Monteith first started drinking and smoking pot at 13, and things got progressively worse until he finally managed to get clean at 19, as The Fix reported in 2013. He stayed sober for years, but in her tell-all, Rivera recalled seeing him drink again at a cast party and wondered whether she should have worried.
“He noticed that we noticed,” wrote the 29-year-old who played Santana Lopez on Glee. “He explained that he wanted to be able to drink in moderation, that he could do it and be just like everybody else. He seemed calm and confident about it, so we all just accepted it. To be honest, I don’t think many of us really understood how addiction worked, nor did we fully realize the extent of his former addiction.”

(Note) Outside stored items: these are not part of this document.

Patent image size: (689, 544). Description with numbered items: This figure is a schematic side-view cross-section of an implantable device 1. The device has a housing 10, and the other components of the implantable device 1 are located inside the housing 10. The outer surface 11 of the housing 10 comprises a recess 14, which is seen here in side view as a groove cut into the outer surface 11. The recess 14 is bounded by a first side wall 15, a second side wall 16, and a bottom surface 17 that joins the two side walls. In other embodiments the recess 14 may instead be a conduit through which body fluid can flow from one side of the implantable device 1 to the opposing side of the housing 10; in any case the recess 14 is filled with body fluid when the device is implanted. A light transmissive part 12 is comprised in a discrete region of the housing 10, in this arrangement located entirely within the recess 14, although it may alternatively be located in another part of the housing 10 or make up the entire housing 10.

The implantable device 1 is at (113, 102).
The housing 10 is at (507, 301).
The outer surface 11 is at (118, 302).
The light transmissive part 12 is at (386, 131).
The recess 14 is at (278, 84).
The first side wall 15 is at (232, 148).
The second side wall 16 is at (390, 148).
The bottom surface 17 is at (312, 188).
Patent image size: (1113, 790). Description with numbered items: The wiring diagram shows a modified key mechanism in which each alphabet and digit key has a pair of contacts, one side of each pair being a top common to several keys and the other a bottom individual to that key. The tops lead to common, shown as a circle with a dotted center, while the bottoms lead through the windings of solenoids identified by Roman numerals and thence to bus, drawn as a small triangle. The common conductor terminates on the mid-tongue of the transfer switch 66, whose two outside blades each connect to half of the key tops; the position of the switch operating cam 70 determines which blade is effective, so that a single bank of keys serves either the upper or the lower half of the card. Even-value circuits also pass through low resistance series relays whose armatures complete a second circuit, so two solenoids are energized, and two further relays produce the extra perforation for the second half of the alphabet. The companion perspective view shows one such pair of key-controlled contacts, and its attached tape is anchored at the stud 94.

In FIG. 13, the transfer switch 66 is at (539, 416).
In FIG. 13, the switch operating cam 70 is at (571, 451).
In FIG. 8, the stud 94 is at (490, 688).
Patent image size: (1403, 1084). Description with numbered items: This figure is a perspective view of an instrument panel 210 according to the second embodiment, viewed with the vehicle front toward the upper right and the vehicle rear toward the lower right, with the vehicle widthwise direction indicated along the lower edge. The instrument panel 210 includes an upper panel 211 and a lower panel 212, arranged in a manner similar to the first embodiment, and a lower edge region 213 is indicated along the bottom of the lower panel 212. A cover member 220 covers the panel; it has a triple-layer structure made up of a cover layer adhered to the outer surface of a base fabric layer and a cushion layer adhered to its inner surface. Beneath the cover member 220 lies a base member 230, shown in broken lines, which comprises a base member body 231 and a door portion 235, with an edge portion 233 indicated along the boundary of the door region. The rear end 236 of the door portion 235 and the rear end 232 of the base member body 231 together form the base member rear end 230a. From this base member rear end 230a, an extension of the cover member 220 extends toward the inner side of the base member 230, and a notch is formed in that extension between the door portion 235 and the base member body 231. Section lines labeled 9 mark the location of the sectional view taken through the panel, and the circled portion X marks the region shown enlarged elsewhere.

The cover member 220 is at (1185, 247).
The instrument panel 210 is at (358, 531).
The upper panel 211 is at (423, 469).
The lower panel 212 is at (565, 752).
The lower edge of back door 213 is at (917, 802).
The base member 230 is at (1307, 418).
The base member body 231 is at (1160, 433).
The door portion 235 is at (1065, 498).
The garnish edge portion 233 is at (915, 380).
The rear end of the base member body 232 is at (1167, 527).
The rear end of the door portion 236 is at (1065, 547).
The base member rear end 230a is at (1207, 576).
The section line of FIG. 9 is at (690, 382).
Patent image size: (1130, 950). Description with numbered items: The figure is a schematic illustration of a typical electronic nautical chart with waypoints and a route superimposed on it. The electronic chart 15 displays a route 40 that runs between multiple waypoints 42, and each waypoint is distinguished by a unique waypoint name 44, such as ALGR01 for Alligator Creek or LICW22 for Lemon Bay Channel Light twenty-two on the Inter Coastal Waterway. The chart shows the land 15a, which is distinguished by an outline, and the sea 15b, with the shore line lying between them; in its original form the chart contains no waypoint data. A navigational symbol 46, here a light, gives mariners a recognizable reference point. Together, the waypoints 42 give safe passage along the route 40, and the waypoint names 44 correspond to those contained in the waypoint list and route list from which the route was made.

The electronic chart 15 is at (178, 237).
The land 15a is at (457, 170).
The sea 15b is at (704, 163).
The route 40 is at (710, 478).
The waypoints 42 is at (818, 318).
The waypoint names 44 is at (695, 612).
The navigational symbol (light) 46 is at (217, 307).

They also may not have realized the extent of his harmful anti-drug treatment, as detailed by Maia Szalavitz in a 2013 piece for The Fix. Over a three-year period in the mid-1990s, Monteith had suffered through a variety of “troubled teen” programs now considered counterproductive and even abusive.
More than a decade later, when Glee co-creator Ryan Murphy learned that his star had relapsed, he staged an intervention—and packed Monteith off to rehab at an old-school 30-day program that didn’t allow for the use of medication-assisted therapy, like Suboxone. That was in the spring—and by mid-summer the young celeb was dead at 31, felled by a fatal mix of alcohol and heroin.